Limitations & Future Work

  • Dependency on Synthetic Metadata: The method requires training data to have recorded gold entities during generation; it is inapplicable to real-world datasets lacking these intermediate artifacts.
  • Exact Matching Constraints: Synonyms, abbreviations, or cross-lingual entities might fail string matching, potentially underestimating the true hit rate.
  • Restricted to Thought Text: Entities appearing in tool calls or observations but omitted from the 'thought' text are ignored.
  • Limited RL Scale: To validate the algorithm, a relatively small RL pool (1k samples) was used. While it validates the approach, performance at a much larger scale remains to be verified.
  • vs. GRPO / DAPO: All belong to group-relative policy optimization. E-GRPO differentiates negative sample quality by inserting the \(\alpha\cdot\hat\gamma\) dense term, whereas GRPO treats all incorrect samples equally.
  • vs. PRM / Tree Search: Mathematics and coding rely on PRMs or tree search for process rewards. In open-ended web search, annotation is too expensive and trajectories too long. E-GRPO provides a lightweight alternative by bypassing expensive labeling.
  • vs. ASearcher / SailorFog-QA: These are entity-centric data synthesis methods.

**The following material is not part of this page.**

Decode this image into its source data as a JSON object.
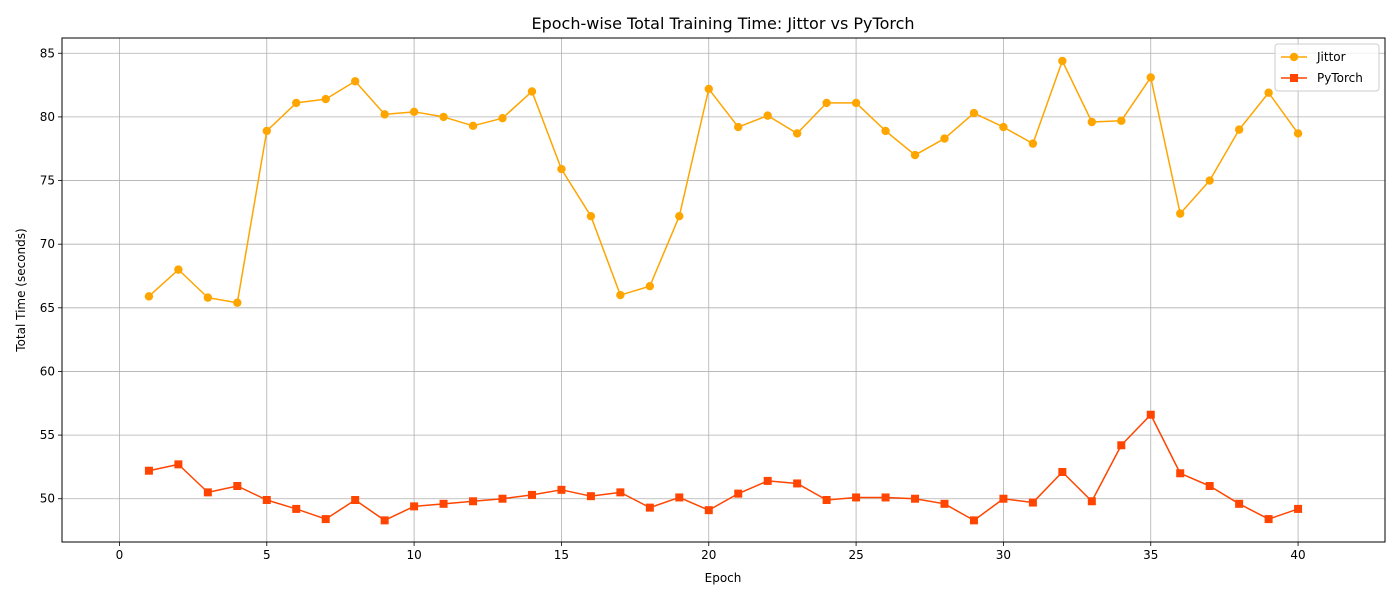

E-GRPO closes the loop between "data synthesis" and "reward design" by reusing the entities generated by these methods.

Rating

  • Novelty: ⭐⭐⭐⭐⭐ Elegant and simple approach to the sparse reward problem in GRPO by repurposing synthetic artifacts.
  • Experimental Thoroughness: ⭐⭐⭐⭐ Extensive benchmarks and scales; however, the RL data size is somewhat small.
  • Writing Quality: ⭐⭐⭐⭐⭐ Methodically sound, from correlation analysis to reward design.
  • Value: ⭐⭐⭐⭐ A plug-and-play reward improvement with negligible cost, directly applicable to search agent training.